Duan Tran Given all of the conversations around COVID, my belief is that the latest renewed interest in biophilic design is much more genuine now and moving forward. Whereas in the past, biophilia was seen as an optional program element, it is now seen as a necessity given our client’s greater focus on wellness and health.
Coldwell Banker Global Luxury There’s the direct experience of nature – literal contact with plants or views – and then there’s the indirect experience of using natural materials like wood or stone. What is KAA’s approach to integrating both kinds of experiences into the home?
Duan Tran Our approach to biophilic design often manifests through the blurring of traditional boundaries of the natural and the man-made. In our Monaco Gym and Spa, we imagined this wellness environment to have three man-made walls, and one defined by nature. As a result, one finds themselves in a most unique pool environment, neither fully indoor nor outdoor. Surrounded by the comforts of an indoor space, while immersed within a lush natural environment. For the architectural finishes, organic travertine stone walls and wood planked floors exude a natural warmth that further compliments the space.
Coldwell Banker Global Luxury What about the role of natural light in biophilic design?
Duan Tran We believe that natural light is an integral component of thoughtful design. Each of our projects seeks to leverage and amplify the benefits of solar orientation to increase daylighting opportunities and solar panel use while managing the challenges of harsh afternoon light through deep overhangs and louvers. Given that humans are largely a diurnal species, thoughtful space planning that takes into consideration of the different levels of natural light throughout the day is also important in our work.
Coldwell Banker Global Luxury What are your clients asking for now, in terms of biophilic design, that they weren’t asking you for two years ago?
Duan Tran Dedicated wellness environments, beyond the traditional gym, are popular now. Within a wellness environment, we often design for a pool, spa, steam, massage, yoga, hot/cold plunges, and even cryotherapy. For many of our clients, this lifestyle component has grown to a level of daily ritual in their quest for self-care.
Coldwell Banker Global Luxury Are there any new approaches to biophilic design that are inspiring you right now?
Duan Tran Absolutely. As advances in biophilic design continue, I am excited about the renewed focus on basic approaches to sustainable and responsible design. For example, homes that embrace the opportunities for fresh air and natural cross ventilation, rather than exist as closed-off oversized air-conditioned boxes. Or opportunities to design and engineer for vegetated roofs “i.e. cool roofs,” to further create usable outdoor spaces while minimizing a home’s heat gain. These are only a handful of exciting approaches that are becoming more the rule than the exception in contemporary home design.

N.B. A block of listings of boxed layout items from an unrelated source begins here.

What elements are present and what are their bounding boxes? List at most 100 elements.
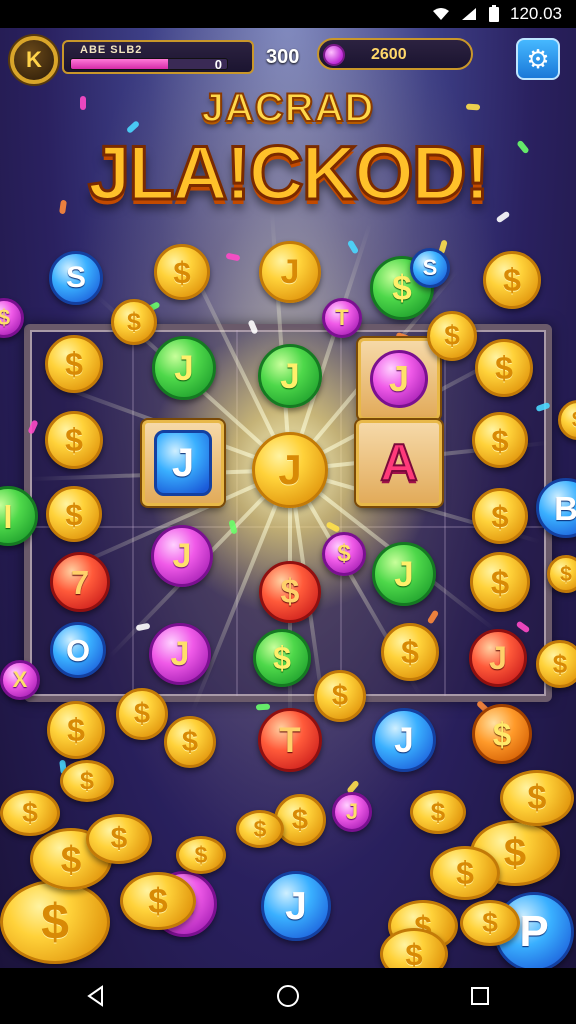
blue-coin[interactable]: S [49,251,103,305]
coin-symbol: J [345,799,359,824]
coin-symbol: P [519,907,549,956]
pile-coin: $ [176,836,226,874]
pile-coin: $ [0,790,60,836]
coin-symbol: B [554,489,576,527]
home-button[interactable] [268,976,308,1016]
coin-symbol: $ [253,815,267,842]
red-coin[interactable]: T [258,708,322,772]
orange-coin[interactable]: $ [472,704,532,764]
coin-symbol: $ [65,496,83,532]
coin-symbol: J [278,446,302,493]
back-button[interactable] [76,976,116,1016]
pile-coin: $ [430,846,500,900]
coin-symbol: $ [110,822,128,855]
pink-coin[interactable]: $ [322,532,366,576]
symbol-tile[interactable]: J [358,338,440,420]
confetti-piece [255,703,271,711]
gold-coin[interactable]: $ [154,244,210,300]
coin-symbol: $ [503,831,527,875]
gold-coin[interactable]: J [259,241,321,303]
back-icon [87,985,103,1007]
tile-letter: A [379,433,419,493]
red-coin[interactable]: 7 [50,552,110,612]
gold-coin[interactable]: $ [536,640,576,688]
battery-icon [489,5,499,22]
settings-button[interactable]: ⚙ [516,38,560,80]
green-coin[interactable]: J [258,344,322,408]
gold-coin[interactable]: $ [314,670,366,722]
gold-coin[interactable]: $ [111,299,157,345]
coin-symbol: $ [491,498,509,534]
gem-counter[interactable]: 2600 [317,38,473,70]
gold-coin[interactable]: $ [427,311,477,361]
avatar-letter: K [26,47,42,72]
pink-coin[interactable]: J [149,623,211,685]
coin-symbol: J [280,253,300,291]
gold-coin[interactable]: $ [472,488,528,544]
green-coin[interactable]: J [152,336,216,400]
gold-coin[interactable]: $ [45,411,103,469]
gold-coin[interactable]: $ [274,794,326,846]
pile-coin: $ [60,760,114,802]
coin-symbol: $ [405,936,423,972]
green-coin[interactable]: J [372,542,436,606]
blue-coin[interactable]: J [261,871,331,941]
gold-coin[interactable]: J [252,432,328,508]
gold-coin[interactable]: $ [47,701,105,759]
gem-icon [323,44,345,66]
xp-panel: ABE SLB2 0 [62,40,254,74]
coin-symbol: $ [80,766,94,795]
pink-coin[interactable]: X [0,660,40,700]
gold-coin[interactable]: $ [116,688,168,740]
pile-coin: $ [410,790,466,834]
letter-tile[interactable]: A [356,420,442,506]
title-line-1: JACRAD [201,85,375,131]
coin-symbol: J [489,640,507,676]
blue-coin[interactable]: O [50,622,106,678]
gold-coin[interactable]: $ [470,552,530,612]
blue-coin[interactable]: S [410,248,450,288]
coin-symbol: $ [560,562,572,586]
top-hud: K ABE SLB2 0 300 2600 ⚙ [0,28,576,90]
xp-bar [70,58,228,70]
tile-symbol: J [154,430,212,496]
coin-symbol: $ [527,779,547,817]
recents-button[interactable] [460,976,500,1016]
coin-symbol: J [280,356,300,396]
column-divider [236,330,238,696]
coin-symbol: $ [181,725,199,758]
blue-coin[interactable]: J [372,708,436,772]
coin-symbol: 7 [70,563,90,601]
coin-symbol: $ [331,679,349,712]
coin-symbol: $ [273,640,291,676]
coin-symbol: T [279,720,301,760]
player-avatar[interactable]: K [10,36,58,84]
gold-coin[interactable]: $ [381,623,439,681]
title-line-2: JLA!CKOD! [87,130,492,218]
confetti-piece [346,239,360,255]
gold-coin[interactable]: $ [45,335,103,393]
red-coin[interactable]: $ [259,561,321,623]
gold-coin[interactable]: $ [483,251,541,309]
gold-coin[interactable]: $ [164,716,216,768]
gold-coin[interactable]: $ [475,339,533,397]
pink-coin[interactable]: $ [0,298,24,338]
gold-coin[interactable]: $ [472,412,528,468]
xp-value: 0 [214,57,222,72]
coin-symbol: $ [60,838,82,880]
wifi-icon [433,8,449,20]
green-coin[interactable]: $ [253,629,311,687]
pile-coin: $ [500,770,574,826]
pink-coin[interactable]: J [151,525,213,587]
coin-symbol: $ [552,649,568,679]
coin-symbol: J [174,348,194,388]
pink-coin[interactable]: T [322,298,362,338]
gold-coin[interactable]: $ [558,400,576,440]
pile-coin: $ [236,810,284,848]
coin-symbol: $ [491,422,509,458]
gold-coin[interactable]: $ [46,486,102,542]
status-bar: 120.03 [0,0,576,28]
pink-coin[interactable]: J [332,792,372,832]
symbol-tile[interactable]: J [142,420,224,506]
red-coin[interactable]: J [469,629,527,687]
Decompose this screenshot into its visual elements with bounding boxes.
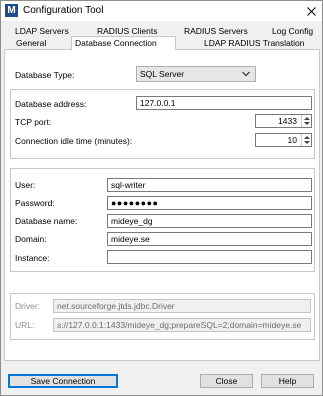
tab-general[interactable]: General xyxy=(13,37,53,49)
database-name-label: Database name: xyxy=(15,216,78,226)
close-window-button[interactable] xyxy=(302,3,320,19)
configuration-window: M Configuration Tool LDAP Servers RADIUS… xyxy=(0,0,323,396)
save-connection-button[interactable]: Save Connection xyxy=(8,374,118,388)
tab-database-connection[interactable]: Database Connection xyxy=(71,36,176,50)
database-type-select[interactable]: SQL Server xyxy=(136,66,256,82)
tcp-port-stepper[interactable]: 1433 xyxy=(255,114,312,128)
user-label: User: xyxy=(15,180,36,190)
instance-input[interactable] xyxy=(107,250,312,264)
tcp-port-value: 1433 xyxy=(278,116,297,126)
url-label: URL: xyxy=(15,320,35,330)
database-name-input[interactable]: mideye_dg xyxy=(107,214,312,228)
help-button[interactable]: Help xyxy=(261,374,314,388)
mideye-app-icon: M xyxy=(5,4,18,17)
database-address-label: Database address: xyxy=(15,99,87,109)
idle-time-arrows[interactable] xyxy=(301,134,311,146)
domain-label: Domain: xyxy=(15,234,47,244)
domain-input[interactable]: mideye.se xyxy=(107,232,312,246)
idle-time-label: Connection idle time (minutes): xyxy=(15,136,133,146)
driver-field: net.sourceforge.jtds.jdbc.Driver xyxy=(53,299,311,313)
password-input[interactable]: ●●●●●●●● xyxy=(107,196,312,210)
tcp-port-label: TCP port: xyxy=(15,117,52,127)
database-type-label: Database Type: xyxy=(15,70,75,80)
user-input[interactable]: sql-writer xyxy=(107,178,312,192)
driver-label: Driver: xyxy=(15,301,41,311)
database-connection-panel: Database Type: SQL Server Database addre… xyxy=(4,49,320,361)
chevron-down-icon xyxy=(242,71,250,77)
tab-radius-servers[interactable]: RADIUS Servers xyxy=(181,25,251,37)
url-field: s://127.0.0.1:1433/mideye_dg;prepareSQL=… xyxy=(53,318,311,332)
idle-time-stepper[interactable]: 10 xyxy=(255,133,312,147)
tab-ldap-radius-translation[interactable]: LDAP RADIUS Translation xyxy=(201,37,305,49)
tab-log-config[interactable]: Log Config xyxy=(269,25,315,37)
tab-ldap-servers[interactable]: LDAP Servers xyxy=(12,25,72,37)
window-title: Configuration Tool xyxy=(23,5,104,16)
close-icon xyxy=(306,6,316,16)
title-bar: M Configuration Tool xyxy=(1,1,322,21)
close-button[interactable]: Close xyxy=(200,374,253,388)
tcp-port-arrows[interactable] xyxy=(301,115,311,127)
idle-time-value: 10 xyxy=(287,135,297,145)
database-type-value: SQL Server xyxy=(140,69,185,79)
instance-label: Instance: xyxy=(15,253,50,263)
password-label: Password: xyxy=(15,198,55,208)
database-address-input[interactable]: 127.0.0.1 xyxy=(136,96,312,110)
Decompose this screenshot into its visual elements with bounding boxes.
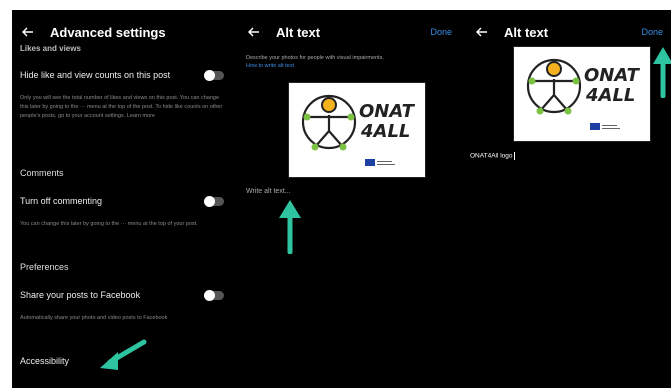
back-arrow-icon[interactable] bbox=[474, 24, 490, 40]
alt-text-input[interactable]: Write alt text... bbox=[246, 188, 291, 195]
share-facebook-label: Share your posts to Facebook bbox=[20, 290, 141, 300]
onat-figure-icon bbox=[301, 94, 357, 151]
onat-figure-icon bbox=[526, 58, 582, 115]
logo-text-line2: 4ALL bbox=[361, 121, 411, 142]
section-header-comments: Comments bbox=[20, 168, 64, 178]
logo-text-line1: ONAT bbox=[584, 65, 639, 86]
eu-flag-icon bbox=[590, 123, 600, 130]
section-header-likes: Likes and views bbox=[20, 44, 81, 53]
how-to-link[interactable]: How to write alt text bbox=[246, 62, 294, 71]
text-cursor bbox=[513, 152, 515, 160]
pointer-arrow-icon bbox=[279, 200, 301, 254]
eu-text: ▬▬▬▬▬ ▬▬▬▬▬▬ bbox=[602, 123, 620, 130]
alt-text-panel-empty: Alt text Done Describe your photos for p… bbox=[238, 10, 460, 388]
eu-text: ▬▬▬▬▬ ▬▬▬▬▬▬ bbox=[377, 159, 395, 166]
back-arrow-icon[interactable] bbox=[246, 24, 262, 40]
alt-text-input[interactable]: ONAT4All logo bbox=[470, 152, 515, 160]
alt-text-panel-filled: Alt text Done ONAT 4ALL ▬▬▬▬▬ ▬▬▬▬▬▬ ONAT… bbox=[466, 10, 671, 388]
share-facebook-toggle[interactable] bbox=[204, 289, 224, 301]
advanced-settings-panel: Advanced settings Likes and views Hide l… bbox=[12, 10, 232, 388]
logo-text-line1: ONAT bbox=[359, 101, 414, 122]
turn-off-commenting-row[interactable]: Turn off commenting bbox=[20, 195, 224, 207]
header: Alt text Done bbox=[474, 22, 663, 42]
page-title: Alt text bbox=[504, 24, 549, 40]
header: Advanced settings bbox=[20, 22, 224, 42]
hide-likes-row[interactable]: Hide like and view counts on this post bbox=[20, 69, 224, 81]
accessibility-link[interactable]: Accessibility bbox=[20, 356, 69, 366]
share-facebook-description: Automatically share your photo and video… bbox=[20, 315, 168, 321]
hide-likes-label: Hide like and view counts on this post bbox=[20, 70, 171, 80]
turn-off-commenting-description: You can change this later by going to th… bbox=[20, 221, 198, 227]
logo-thumbnail: ONAT 4ALL ▬▬▬▬▬ ▬▬▬▬▬▬ bbox=[513, 46, 651, 142]
page-title: Alt text bbox=[276, 24, 321, 40]
logo-thumbnail: ONAT 4ALL ▬▬▬▬▬ ▬▬▬▬▬▬ bbox=[288, 82, 426, 178]
back-arrow-icon[interactable] bbox=[20, 24, 36, 40]
done-button[interactable]: Done bbox=[641, 27, 663, 37]
pointer-arrow-icon bbox=[653, 47, 671, 98]
section-header-preferences: Preferences bbox=[20, 262, 69, 272]
done-button[interactable]: Done bbox=[430, 27, 452, 37]
hide-likes-description: Only you will see the total number of li… bbox=[20, 95, 223, 119]
turn-off-commenting-label: Turn off commenting bbox=[20, 196, 103, 206]
logo-text-line2: 4ALL bbox=[586, 85, 636, 106]
eu-flag-icon bbox=[365, 159, 375, 166]
page-title: Advanced settings bbox=[50, 24, 166, 40]
share-facebook-row[interactable]: Share your posts to Facebook bbox=[20, 289, 224, 301]
screenshot-frame: Advanced settings Likes and views Hide l… bbox=[12, 10, 671, 388]
turn-off-commenting-toggle[interactable] bbox=[204, 195, 224, 207]
hide-likes-toggle[interactable] bbox=[204, 69, 224, 81]
pointer-arrow-icon bbox=[100, 339, 147, 370]
header: Alt text Done bbox=[246, 22, 452, 42]
alt-text-value: ONAT4All logo bbox=[470, 152, 513, 160]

Coldwell Banker Global Luxury Where do you see the future of biophilic design going?
Duan Tran I sense that technology will become more impactful on the design and integration of biophilia in the future. In particular, imagine home automation systems that can automatically open or close large door systems given wind pressure, or window systems that would sense sun brightness and manage the the clarity of the glass to provide the appropriate level of view or privacy. The ease in how these systems would work and be a part of our everyday lives will further allow us to push the boundaries of how homes can more gracefully and responsibly connect to the environment.
Duan is a licensed architect and member of the AIA. He is also a member of the prestigious Leaders of Design Council, the Board of Directors for A+D Museum in Los Angeles, and the Advisory Board for Miami (OH)’s College of Creative Arts. Duan has also been invited to serve on several academic design juries, as well as a guest panelist for several design and industry media events.